This article shows that symptoms are not in the head! Research suggests that better forms of Levothyroxine need to be found. Also recommends that doctors talk to patients differently about their thyroid conditions, recognising the increased likelihood of depression, weight gain and cardiovascular effects rather than being dismissive.
"Doctors should be telling their patients, 'I'm going to normalize your TSH, but you're going to be at a higher risk for gaining weight, experiencing depression and fatigue. It is also more likely that your cholesterol will go up.'
Garbage! Normalising TSH is WHY some patients experience those symptoms. Optimising FT4 and FT3 levels should mean patients will mostly be symptom free.

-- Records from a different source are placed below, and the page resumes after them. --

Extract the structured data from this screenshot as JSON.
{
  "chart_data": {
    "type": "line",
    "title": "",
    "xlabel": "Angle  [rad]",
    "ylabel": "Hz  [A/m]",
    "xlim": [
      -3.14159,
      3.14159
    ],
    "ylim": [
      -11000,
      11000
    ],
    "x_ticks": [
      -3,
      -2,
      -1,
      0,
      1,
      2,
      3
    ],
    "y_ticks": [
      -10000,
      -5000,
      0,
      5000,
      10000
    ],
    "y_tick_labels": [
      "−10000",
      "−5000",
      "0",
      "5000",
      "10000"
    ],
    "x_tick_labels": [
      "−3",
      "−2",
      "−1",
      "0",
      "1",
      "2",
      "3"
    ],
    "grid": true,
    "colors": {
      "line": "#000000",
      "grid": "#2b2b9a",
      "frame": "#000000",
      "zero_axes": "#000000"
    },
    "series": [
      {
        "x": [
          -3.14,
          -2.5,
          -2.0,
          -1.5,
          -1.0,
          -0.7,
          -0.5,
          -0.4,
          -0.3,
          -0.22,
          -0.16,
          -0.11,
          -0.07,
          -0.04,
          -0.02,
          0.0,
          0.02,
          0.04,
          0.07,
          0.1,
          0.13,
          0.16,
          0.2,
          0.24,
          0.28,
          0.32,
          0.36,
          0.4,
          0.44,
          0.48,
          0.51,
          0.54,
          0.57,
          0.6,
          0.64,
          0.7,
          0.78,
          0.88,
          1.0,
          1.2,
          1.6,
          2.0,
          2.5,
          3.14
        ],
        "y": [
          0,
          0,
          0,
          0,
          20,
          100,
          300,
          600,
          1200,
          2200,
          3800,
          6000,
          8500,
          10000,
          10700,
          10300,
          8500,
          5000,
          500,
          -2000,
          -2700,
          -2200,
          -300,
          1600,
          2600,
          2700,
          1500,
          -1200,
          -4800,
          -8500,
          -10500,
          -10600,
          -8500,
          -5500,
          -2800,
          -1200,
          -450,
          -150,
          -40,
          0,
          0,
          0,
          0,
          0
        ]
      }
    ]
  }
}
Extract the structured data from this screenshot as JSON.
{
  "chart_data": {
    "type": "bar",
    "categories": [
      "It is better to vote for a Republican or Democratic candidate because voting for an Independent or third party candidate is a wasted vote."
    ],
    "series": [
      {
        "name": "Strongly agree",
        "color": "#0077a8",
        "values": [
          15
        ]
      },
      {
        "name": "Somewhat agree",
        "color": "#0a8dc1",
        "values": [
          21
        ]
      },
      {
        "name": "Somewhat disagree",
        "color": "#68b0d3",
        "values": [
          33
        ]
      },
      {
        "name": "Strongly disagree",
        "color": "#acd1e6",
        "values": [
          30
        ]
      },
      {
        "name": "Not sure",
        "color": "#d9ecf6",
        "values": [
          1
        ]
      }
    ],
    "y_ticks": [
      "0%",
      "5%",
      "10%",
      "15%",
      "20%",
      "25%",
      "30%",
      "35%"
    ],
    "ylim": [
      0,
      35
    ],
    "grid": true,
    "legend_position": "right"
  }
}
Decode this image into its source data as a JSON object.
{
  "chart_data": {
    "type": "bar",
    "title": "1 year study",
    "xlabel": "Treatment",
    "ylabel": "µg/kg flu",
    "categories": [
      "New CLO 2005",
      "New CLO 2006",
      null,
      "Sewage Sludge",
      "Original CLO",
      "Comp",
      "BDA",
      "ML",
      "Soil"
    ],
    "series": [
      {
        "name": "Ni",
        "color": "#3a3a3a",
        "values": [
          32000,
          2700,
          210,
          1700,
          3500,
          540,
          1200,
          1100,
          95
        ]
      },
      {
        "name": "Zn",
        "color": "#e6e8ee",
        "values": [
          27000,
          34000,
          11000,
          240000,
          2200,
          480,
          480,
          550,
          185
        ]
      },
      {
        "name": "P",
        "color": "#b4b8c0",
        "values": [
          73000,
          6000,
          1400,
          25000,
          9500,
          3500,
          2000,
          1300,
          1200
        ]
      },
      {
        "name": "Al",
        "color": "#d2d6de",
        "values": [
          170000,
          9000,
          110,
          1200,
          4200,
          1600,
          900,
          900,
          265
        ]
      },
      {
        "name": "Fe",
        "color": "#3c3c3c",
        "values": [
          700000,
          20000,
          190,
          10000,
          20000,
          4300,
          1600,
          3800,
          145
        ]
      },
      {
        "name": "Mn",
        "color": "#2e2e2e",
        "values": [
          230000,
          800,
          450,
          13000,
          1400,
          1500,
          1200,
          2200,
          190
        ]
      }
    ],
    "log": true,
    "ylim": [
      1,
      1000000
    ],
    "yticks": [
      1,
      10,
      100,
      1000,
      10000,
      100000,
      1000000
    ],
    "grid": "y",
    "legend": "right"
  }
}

Yes, that's a good point Clutter. The trouble is that they won't test our FT3 levels and perhaps doctors shouldn't be normalising TSH levels but if they do take that route then people do get symptoms and then they are impatient, dismissive and unsympathetic on the whole. I don't know any doctors who take the route of nomalising FT4 and FT3 and most CCG's don't allow it so where does that leave the vast majority?
The problem is that the BTA and RCoP rarely take notice and go their own way insisting levo is superior but those of us who've recovered their health by not taking levo have a different slant on thyroid hormones. Doctors don't listen to patients and prescribe anything other than a decent thyroid hormones.
NDT has been used successfully since 1892 in different forms but they have believed Big Pharma that NDT is inferior in order to promote their sales of levo and also with monetary rewards (in USA) were successful and now levo worldwide is the Endos preference. Plus all the extras i.e. pain relief, insomnia, antacids, depression etc etc.
I do not understand why the numbskulls cannot understand that if a healthy thyroid produces T3 and T4 then surely medication needs to include T3 and T4 when your thyroid is failing or atrophied altogether!